Seniors are becoming more and more tech-savvy. Among adults aged 65 and above, 38% use YouTube and 46% use Facebook. However, according to FBI.gov, senior citizens are most likely to have a “nest egg,” to own their home, and/or to have excellent credit—all of which make them attractive to con artists. Here are some ways to protect yourself from being scammed online.

  • Don’t trust emails that ask you for personal information or passwords. These are most likely scams.
  • Never respond to emails or online messages that ask for your personal or financial information, even if they appear to come from reputable sources.
  • Do not trust any messages asking for your help in transferring funds as this is a common type of fraud.
  • Don’t believe any online messages or emails that say you have won a lottery or a prize.
  • Don’t give anyone access to your computer or phone, unless they are a trusted friend or family member.
  • Stay away from online or social media quizzes – these are common ways to collect your personal information.
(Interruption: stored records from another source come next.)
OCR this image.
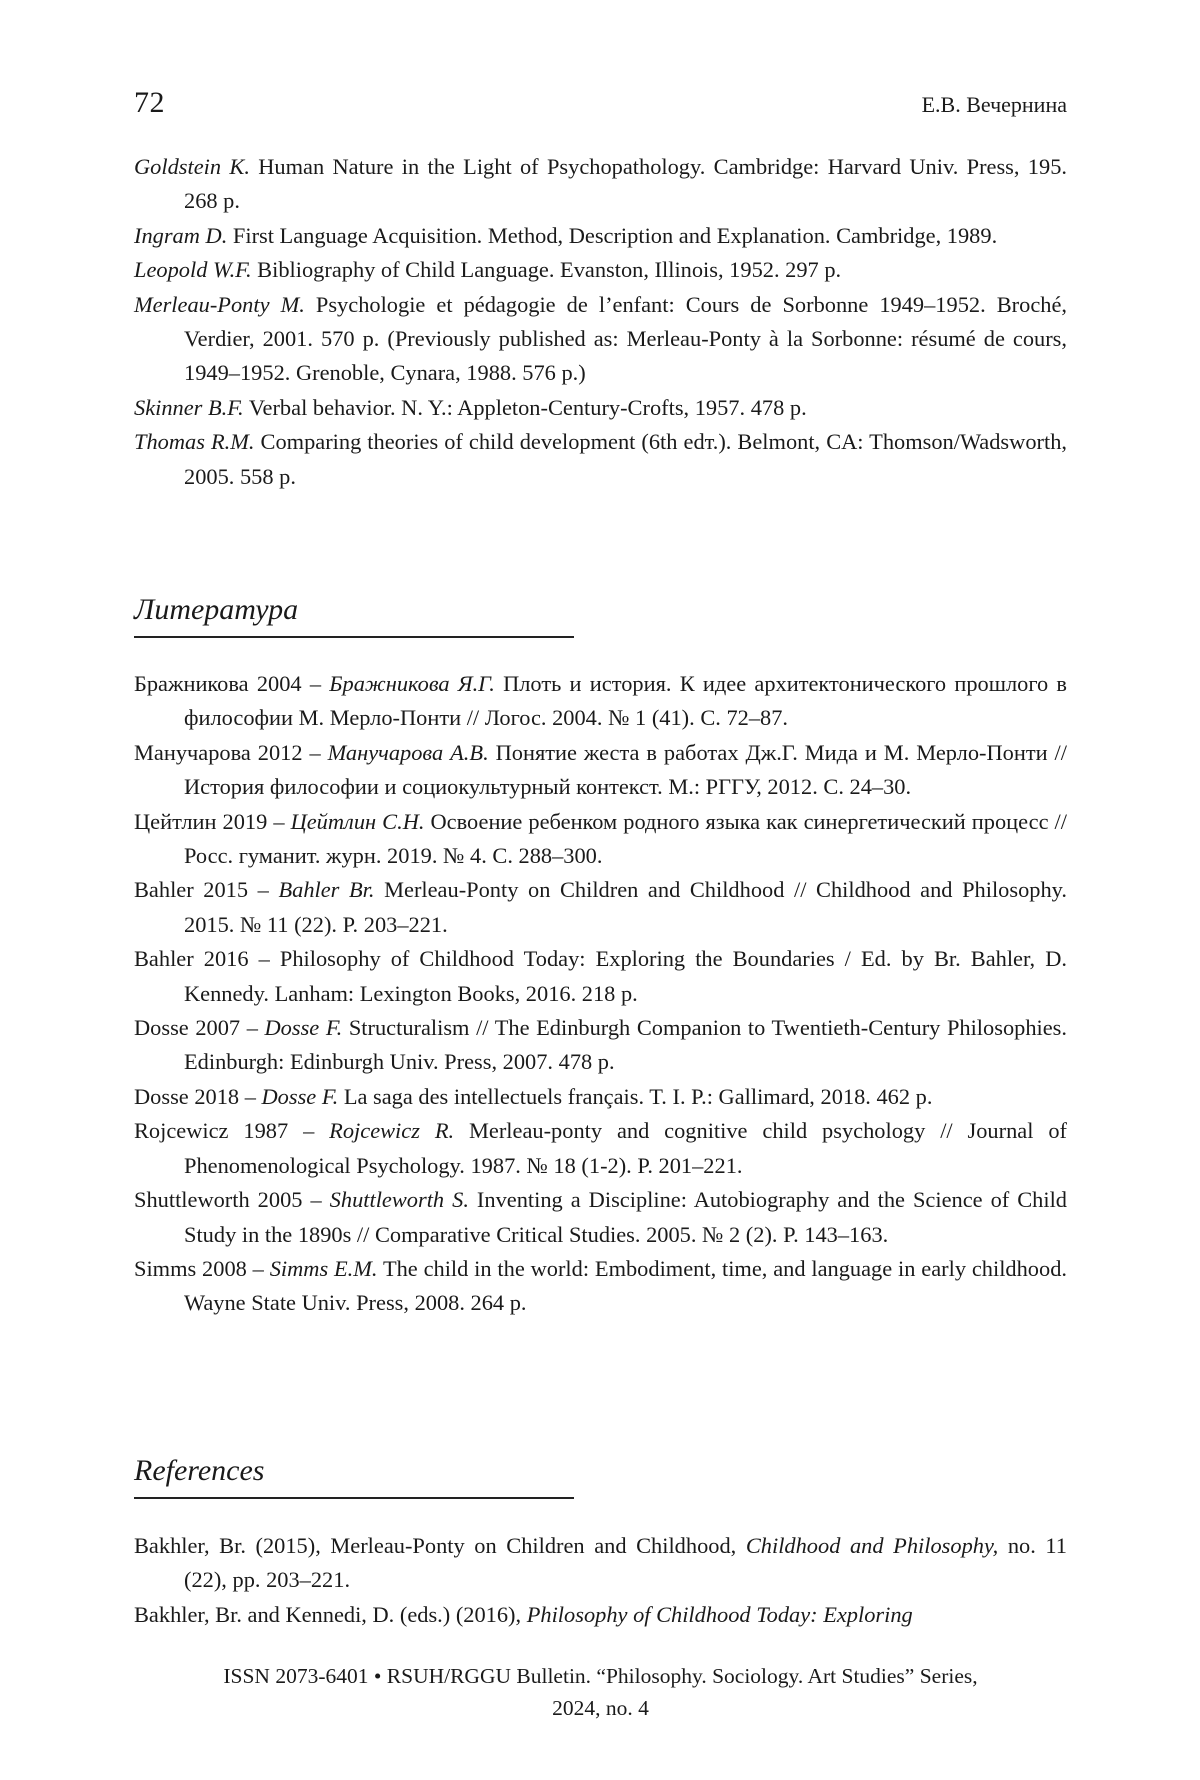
72	Е.В. Вечернина

Goldstein K. Human Nature in the Light of Psychopathology. Cambridge: Harvard Univ. Press, 195. 268 p.

Ingram D. First Language Acquisition. Method, Description and Explanation. Cambridge, 1989.

Leopold W.F. Bibliography of Child Language. Evanston, Illinois, 1952. 297 p.

Merleau-Ponty M. Psychologie et pédagogie de l’enfant: Cours de Sorbonne 1949–1952. Broché, Verdier, 2001. 570 p. (Previously published as: Merleau-Ponty à la Sorbonne: résumé de cours, 1949–1952. Grenoble, Cynara, 1988. 576 p.)

Skinner B.F. Verbal behavior. N. Y.: Appleton-Century-Crofts, 1957. 478 p.

Thomas R.M. Comparing theories of child development (6th edт.). Belmont, CA: Thomson/Wadsworth, 2005. 558 p.

Литература

Бражникова 2004 – Бражникова Я.Г. Плоть и история. К идее архитектонического прошлого в философии М. Мерло-Понти // Логос. 2004. № 1 (41). С. 72–87.

Манучарова 2012 – Манучарова А.В. Понятие жеста в работах Дж.Г. Мида и М. Мерло-Понти // История философии и социокультурный контекст. М.: РГГУ, 2012. С. 24–30.

Цейтлин 2019 – Цейтлин С.Н. Освоение ребенком родного языка как синергетический процесс // Росс. гуманит. журн. 2019. № 4. С. 288–300.

Bahler 2015 – Bahler Br. Merleau-Ponty on Children and Childhood // Childhood and Philosophy. 2015. № 11 (22). P. 203–221.

Bahler 2016 – Philosophy of Childhood Today: Exploring the Boundaries / Ed. by Br. Bahler, D. Kennedy. Lanham: Lexington Books, 2016. 218 p.

Dosse 2007 – Dosse F. Structuralism // The Edinburgh Companion to Twentieth-Century Philosophies. Edinburgh: Edinburgh Univ. Press, 2007. 478 p.

Dosse 2018 – Dosse F. La saga des intellectuels français. T. I. P.: Gallimard, 2018. 462 p.

Rojcewicz 1987 – Rojcewicz R. Merleau-ponty and cognitive child psychology // Journal of Phenomenological Psychology. 1987. № 18 (1-2). P. 201–221.

Shuttleworth 2005 – Shuttleworth S. Inventing a Discipline: Autobiography and the Science of Child Study in the 1890s // Comparative Critical Studies. 2005. № 2 (2). P. 143–163.

Simms 2008 – Simms E.M. The child in the world: Embodiment, time, and language in early childhood. Wayne State Univ. Press, 2008. 264 p.

References

Bakhler, Br. (2015), Merleau-Ponty on Children and Childhood, Childhood and Philosophy, no. 11 (22), pp. 203–221.

Bakhler, Br. and Kennedi, D. (eds.) (2016), Philosophy of Childhood Today: Exploring

ISSN 2073-6401 • RSUH/RGGU Bulletin. “Philosophy. Sociology. Art Studies” Series,
2024, no. 4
They are typically created for profit.
  • Keep your security software (antivirus, anti-malware) up to date.
  • Keep your wireless network password protected and don’t join unsecured WiFi networks.
  • Never post any personal information (such as birthdays or addresses) online or on any social network.
  • When banking or shopping online, look for the padlock icon in the address bar and make sure addresses begin with “https://” (the “s” means your data is securely encrypted).
  • Back up your information and store it safely.

Whenever you feel the least bit suspicious of an email, you can try a simple google search about your suspicion. If the search pulls up something, then you’ll know it is a scam to report and then ignore! The best rule of thumb is to not engage at all with the scammer.